O apresentador Silvio Santos morreu em agosto, aos 93 anos
Alan Santos/ Presidência da República

Durante as filmagens, Faro teve que se concentrar em separar o que chama de “pessoa jurídica”, que é o apresentador de televisão, e a “pessoa física”, o empresário senhor Abravanel. “No set, às vezes, Marcelo tinha que insistir comigo e gritar: ‘Menos Silvio! Mais Señor!’. Foi um grande desafio.”

Ações táticas

O episódio do sequestro de Silvio trouxe uma situação inédita para os negociadores do Gate, Grupo de Ações Táticas Especiais, da Polícia Militar de São Paulo. Pela primeira vez, uma negociação para o desfecho do caso foi feita com o sequestrado, e não com o sequestrador, porque Silvio conquistou a confiança do criminoso. “É daí que vem a genialidade, a inteligência emocional, a sabedoria, o poder de persuasão desse cara que transforma a situação”, diz Faro.

Para chegar a esse ponto, o filme avança na ficção e constrói uma suposta relação em que o sequestrador reconhece empatia em Silvio, que exerce uma influência quase paternal sobre o criminoso, interpretado por Johnnas Oliva.

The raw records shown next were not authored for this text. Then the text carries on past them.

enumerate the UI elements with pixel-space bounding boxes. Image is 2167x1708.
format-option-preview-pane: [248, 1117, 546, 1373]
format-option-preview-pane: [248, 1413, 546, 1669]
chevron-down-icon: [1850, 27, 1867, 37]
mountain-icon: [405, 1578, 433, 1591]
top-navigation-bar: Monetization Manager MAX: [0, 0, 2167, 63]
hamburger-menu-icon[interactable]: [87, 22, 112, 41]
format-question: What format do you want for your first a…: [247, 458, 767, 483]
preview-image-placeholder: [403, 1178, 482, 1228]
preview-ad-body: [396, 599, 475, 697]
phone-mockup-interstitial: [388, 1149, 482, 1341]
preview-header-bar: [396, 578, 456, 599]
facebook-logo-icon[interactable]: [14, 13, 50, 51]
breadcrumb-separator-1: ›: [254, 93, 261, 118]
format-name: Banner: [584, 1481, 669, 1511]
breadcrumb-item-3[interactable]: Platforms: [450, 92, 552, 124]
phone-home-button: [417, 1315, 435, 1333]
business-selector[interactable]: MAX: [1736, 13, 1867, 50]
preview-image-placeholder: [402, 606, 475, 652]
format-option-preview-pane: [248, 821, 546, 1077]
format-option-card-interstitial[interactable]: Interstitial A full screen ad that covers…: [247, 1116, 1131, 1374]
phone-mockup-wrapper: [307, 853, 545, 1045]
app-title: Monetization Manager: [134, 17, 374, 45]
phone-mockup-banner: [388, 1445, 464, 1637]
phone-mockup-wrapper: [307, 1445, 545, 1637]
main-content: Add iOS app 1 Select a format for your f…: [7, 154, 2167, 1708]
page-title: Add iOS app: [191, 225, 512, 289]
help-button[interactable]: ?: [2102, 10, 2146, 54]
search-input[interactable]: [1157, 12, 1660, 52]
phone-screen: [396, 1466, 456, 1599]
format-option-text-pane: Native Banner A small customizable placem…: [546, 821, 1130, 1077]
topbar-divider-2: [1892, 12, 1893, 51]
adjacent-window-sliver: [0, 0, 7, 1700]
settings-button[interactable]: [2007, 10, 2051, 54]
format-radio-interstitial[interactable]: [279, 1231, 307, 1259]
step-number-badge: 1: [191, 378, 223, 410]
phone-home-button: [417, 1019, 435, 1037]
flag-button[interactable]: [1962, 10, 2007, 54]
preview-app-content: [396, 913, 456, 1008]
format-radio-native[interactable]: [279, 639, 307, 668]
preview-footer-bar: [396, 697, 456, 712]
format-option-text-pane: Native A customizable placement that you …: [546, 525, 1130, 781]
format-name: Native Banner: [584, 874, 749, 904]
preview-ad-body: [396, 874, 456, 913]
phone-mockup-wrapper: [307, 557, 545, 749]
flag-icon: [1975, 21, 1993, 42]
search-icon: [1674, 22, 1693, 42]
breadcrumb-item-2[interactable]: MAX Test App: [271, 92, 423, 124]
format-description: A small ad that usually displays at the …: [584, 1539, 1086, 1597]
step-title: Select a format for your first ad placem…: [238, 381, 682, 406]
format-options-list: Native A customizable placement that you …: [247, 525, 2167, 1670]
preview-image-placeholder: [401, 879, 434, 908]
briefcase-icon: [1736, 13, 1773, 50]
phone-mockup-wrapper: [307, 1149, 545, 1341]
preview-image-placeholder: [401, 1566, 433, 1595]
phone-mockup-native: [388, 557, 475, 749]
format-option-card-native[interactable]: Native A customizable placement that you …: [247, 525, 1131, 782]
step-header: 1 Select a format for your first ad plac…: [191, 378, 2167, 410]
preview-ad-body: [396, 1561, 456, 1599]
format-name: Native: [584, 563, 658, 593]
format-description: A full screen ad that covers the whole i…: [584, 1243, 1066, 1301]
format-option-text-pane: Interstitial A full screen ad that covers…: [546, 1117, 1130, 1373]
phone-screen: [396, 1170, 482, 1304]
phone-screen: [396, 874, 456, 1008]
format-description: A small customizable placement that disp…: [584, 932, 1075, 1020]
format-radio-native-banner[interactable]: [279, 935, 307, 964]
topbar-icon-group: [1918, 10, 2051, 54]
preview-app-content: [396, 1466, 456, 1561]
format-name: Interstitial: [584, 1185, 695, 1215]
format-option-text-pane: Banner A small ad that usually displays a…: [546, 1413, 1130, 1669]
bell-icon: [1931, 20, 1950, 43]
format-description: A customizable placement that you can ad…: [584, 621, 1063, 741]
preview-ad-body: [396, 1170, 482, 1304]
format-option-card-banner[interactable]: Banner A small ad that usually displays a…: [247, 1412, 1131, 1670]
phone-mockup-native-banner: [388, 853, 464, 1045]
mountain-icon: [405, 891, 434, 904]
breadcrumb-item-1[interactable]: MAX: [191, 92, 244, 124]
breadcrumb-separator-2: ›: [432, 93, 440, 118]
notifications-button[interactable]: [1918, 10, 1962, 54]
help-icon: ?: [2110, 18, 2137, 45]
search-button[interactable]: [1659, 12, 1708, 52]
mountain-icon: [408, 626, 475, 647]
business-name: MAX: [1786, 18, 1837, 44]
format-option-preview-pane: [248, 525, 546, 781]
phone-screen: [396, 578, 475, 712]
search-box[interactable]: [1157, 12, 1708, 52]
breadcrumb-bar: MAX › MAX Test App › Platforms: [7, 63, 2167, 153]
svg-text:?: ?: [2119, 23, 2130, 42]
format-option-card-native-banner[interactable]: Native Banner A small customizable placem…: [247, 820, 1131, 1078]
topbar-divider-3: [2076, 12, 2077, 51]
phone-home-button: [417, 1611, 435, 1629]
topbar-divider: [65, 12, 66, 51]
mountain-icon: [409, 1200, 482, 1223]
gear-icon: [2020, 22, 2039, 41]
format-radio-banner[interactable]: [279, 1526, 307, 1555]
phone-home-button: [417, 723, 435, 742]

Além de conhecer o bairro onde o menino morava, o culto evangélico e outros locais frequentados por Dutra, o ator conseguiu comprar em um sebo uma biografia do sequestrador, que estava esgotada. “Ele é um daqueles meninos que não tem chance de educação, cultura, empatia, olhar carinhoso. Ele era amado, um galã para as meninas que o adoravam. filme que não usamos usa termos como ‘mano’ e palavras ligadas ao banditismo.”

Oliva lembra que, após ter a ideia de sequestrar a filha de um homem rico para pedir dinheiro, Dutra comprou em uma banca de jornal uma biografia de Silvio Santos. Após lê-lo, decidiu que a vítima seria sua filha.

Para tentar aumentar a tensão na relação entre Silvio e Dutra, Faro e Oliva decidiram passar todo o período de filmagens separados. A ideia era que eles se encontrassem apenas nos momentos de gravação. “Até almoçamos separados. Acabamos assumindo os personagens. Foi ótimo para aumentar a tensão. Depois das filmagens ficamos amigos”, conta Oliva.

A morte recente de Silvio deve aumentar o potencial de bilheteria do filme, que tinha data de lançamento marcada meses atrás. “Tudo o que aconteceu nas últimas semanas deu a este filme um clima de emoção, de saudade. Inicialmente era uma homenagem a ser feita em vida, mas Deus não quis assim”, afirma Faro.